PRINCÍPIO DE UM LIVRO POR FAZER

Sou, hoje, pensamento e palavras, e isso é ser aquele alguém que o nós na corda do amor e este país obscuro fizeram de mim.

E, no entanto, tenho ainda este corpo todo sensações, todo volúpia como quando me lançava aos poços, nadava na água transparente e fria, subia pelos alcatruzes, subia aos pinheiros vertiginosos e amava a triste Soraya abandonada numa Paris cheia de luzes.

Mas tudo isso não passa já de lembrança, de saudade daquilo que já não posso ser mas ainda sou, serei sempre, até à morte.

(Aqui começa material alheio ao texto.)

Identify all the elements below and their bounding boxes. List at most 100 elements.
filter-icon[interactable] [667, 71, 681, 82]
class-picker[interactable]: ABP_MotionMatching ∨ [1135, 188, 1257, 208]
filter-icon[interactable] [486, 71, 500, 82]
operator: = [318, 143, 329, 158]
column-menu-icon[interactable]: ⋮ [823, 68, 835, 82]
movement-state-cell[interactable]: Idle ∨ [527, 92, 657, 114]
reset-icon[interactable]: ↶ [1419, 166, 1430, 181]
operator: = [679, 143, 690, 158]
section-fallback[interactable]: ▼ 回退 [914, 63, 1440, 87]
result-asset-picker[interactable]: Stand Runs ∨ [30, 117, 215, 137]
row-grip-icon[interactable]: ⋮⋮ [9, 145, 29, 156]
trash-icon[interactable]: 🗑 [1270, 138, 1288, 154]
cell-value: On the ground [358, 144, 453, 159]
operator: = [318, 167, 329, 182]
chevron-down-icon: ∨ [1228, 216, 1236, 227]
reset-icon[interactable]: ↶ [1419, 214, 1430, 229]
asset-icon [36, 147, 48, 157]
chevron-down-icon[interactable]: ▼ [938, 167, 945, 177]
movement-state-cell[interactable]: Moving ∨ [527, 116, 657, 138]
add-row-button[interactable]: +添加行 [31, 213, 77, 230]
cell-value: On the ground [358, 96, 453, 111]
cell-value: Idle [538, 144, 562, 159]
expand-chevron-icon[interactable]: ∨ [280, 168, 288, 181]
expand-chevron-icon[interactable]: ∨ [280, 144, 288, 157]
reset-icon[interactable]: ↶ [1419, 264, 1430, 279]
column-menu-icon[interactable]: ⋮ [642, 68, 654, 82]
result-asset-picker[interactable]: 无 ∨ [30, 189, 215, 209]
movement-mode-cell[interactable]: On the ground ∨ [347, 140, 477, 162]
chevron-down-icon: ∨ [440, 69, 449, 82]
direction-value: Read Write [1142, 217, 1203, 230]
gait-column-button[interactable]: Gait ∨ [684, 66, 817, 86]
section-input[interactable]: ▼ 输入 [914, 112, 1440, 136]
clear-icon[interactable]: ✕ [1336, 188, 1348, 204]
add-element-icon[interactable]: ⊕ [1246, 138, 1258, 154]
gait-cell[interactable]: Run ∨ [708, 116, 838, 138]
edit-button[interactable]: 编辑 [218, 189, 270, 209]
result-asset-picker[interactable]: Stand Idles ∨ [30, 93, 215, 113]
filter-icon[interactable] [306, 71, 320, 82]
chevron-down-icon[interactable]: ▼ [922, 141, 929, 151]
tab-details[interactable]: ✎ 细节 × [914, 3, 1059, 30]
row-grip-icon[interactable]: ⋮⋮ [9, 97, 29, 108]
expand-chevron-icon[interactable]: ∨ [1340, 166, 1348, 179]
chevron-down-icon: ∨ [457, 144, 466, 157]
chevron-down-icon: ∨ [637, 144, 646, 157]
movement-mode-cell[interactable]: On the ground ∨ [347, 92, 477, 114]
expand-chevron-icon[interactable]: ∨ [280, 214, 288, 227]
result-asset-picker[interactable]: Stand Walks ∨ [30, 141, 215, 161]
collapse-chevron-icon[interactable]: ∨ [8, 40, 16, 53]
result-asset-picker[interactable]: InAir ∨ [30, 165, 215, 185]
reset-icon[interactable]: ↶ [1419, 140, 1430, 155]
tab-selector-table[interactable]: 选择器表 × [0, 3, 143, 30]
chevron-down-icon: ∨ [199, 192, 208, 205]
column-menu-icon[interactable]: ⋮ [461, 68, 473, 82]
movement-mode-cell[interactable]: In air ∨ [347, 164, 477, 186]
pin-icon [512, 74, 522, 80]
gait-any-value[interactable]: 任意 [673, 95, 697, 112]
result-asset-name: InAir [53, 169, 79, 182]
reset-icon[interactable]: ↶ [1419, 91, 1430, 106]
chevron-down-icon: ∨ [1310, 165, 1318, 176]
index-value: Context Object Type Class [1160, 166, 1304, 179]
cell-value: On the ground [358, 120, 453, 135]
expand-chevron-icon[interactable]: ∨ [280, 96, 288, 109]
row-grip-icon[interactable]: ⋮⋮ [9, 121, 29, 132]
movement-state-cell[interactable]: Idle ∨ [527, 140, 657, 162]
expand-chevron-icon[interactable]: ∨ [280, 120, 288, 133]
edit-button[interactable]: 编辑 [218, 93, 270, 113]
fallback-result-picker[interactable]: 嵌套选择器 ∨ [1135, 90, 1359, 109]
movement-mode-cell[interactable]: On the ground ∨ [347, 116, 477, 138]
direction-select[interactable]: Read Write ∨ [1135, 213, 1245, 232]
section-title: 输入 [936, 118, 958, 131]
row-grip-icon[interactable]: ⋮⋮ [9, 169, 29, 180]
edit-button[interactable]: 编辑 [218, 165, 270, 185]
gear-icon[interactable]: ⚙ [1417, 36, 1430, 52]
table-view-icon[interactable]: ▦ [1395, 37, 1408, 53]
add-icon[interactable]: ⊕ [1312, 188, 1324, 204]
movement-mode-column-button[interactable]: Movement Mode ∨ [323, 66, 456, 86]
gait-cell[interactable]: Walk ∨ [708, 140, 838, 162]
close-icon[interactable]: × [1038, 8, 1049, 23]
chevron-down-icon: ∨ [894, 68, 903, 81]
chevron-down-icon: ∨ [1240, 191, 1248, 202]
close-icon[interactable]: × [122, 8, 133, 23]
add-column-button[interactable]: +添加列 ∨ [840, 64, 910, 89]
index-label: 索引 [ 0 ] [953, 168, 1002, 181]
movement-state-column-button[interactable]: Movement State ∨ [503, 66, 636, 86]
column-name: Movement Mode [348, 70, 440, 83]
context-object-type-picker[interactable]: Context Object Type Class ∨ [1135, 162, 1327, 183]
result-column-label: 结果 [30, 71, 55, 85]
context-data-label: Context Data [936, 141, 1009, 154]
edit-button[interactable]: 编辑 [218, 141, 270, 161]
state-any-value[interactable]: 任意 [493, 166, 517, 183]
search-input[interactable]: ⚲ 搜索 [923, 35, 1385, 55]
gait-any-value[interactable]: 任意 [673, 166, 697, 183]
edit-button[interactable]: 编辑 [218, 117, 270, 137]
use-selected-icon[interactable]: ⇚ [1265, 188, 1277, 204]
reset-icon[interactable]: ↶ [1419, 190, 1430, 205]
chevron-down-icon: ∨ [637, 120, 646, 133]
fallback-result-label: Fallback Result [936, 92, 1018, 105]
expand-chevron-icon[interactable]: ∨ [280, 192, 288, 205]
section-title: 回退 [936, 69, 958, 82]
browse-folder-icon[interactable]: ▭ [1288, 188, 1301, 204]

Queria apanhar, agora, esses instantes como apanhava à mão os peixes velozes do rio da minha aldeia, segurá-los vivos debatendo-se entre os meus dedos, largá-los e voltar a apanhá-los no jogo voluptuoso da minha crueldade infantil. Porém, tudo isso é apenas pensamento, uma das partes desse ser dividido que agora sou, a parte mais pobre porque se o sentimento fazia de mim um ser corajoso e voraz o pensamento faz de mim um ser tímido e triste, porque toda a riqueza interior que ele me deu é apenas a consciência da minha fragilidade e de que a última verdade é a verdade do Caos. Se ao menos tivesse em Deus o meu leito, talvez alcançasse nos Seus braços a minha serenidade. Culpo o pensamento, a riqueza de alma que ele me deu, pelo ser dividido que sou e que, por isso, nunca logrará ser ele mesmo porque todos os seres divididos estão condenados a viver solitários e tristes sobre a terra.

Vão é o combate que travo comigo mesmo porque serei sempre um ser vencido que só a lembrança do paraíso faz erguer de novo para continuar o combate por uma nova derrota. Espero e não espero, enquanto o meu futuro derrota sempre o meu passado.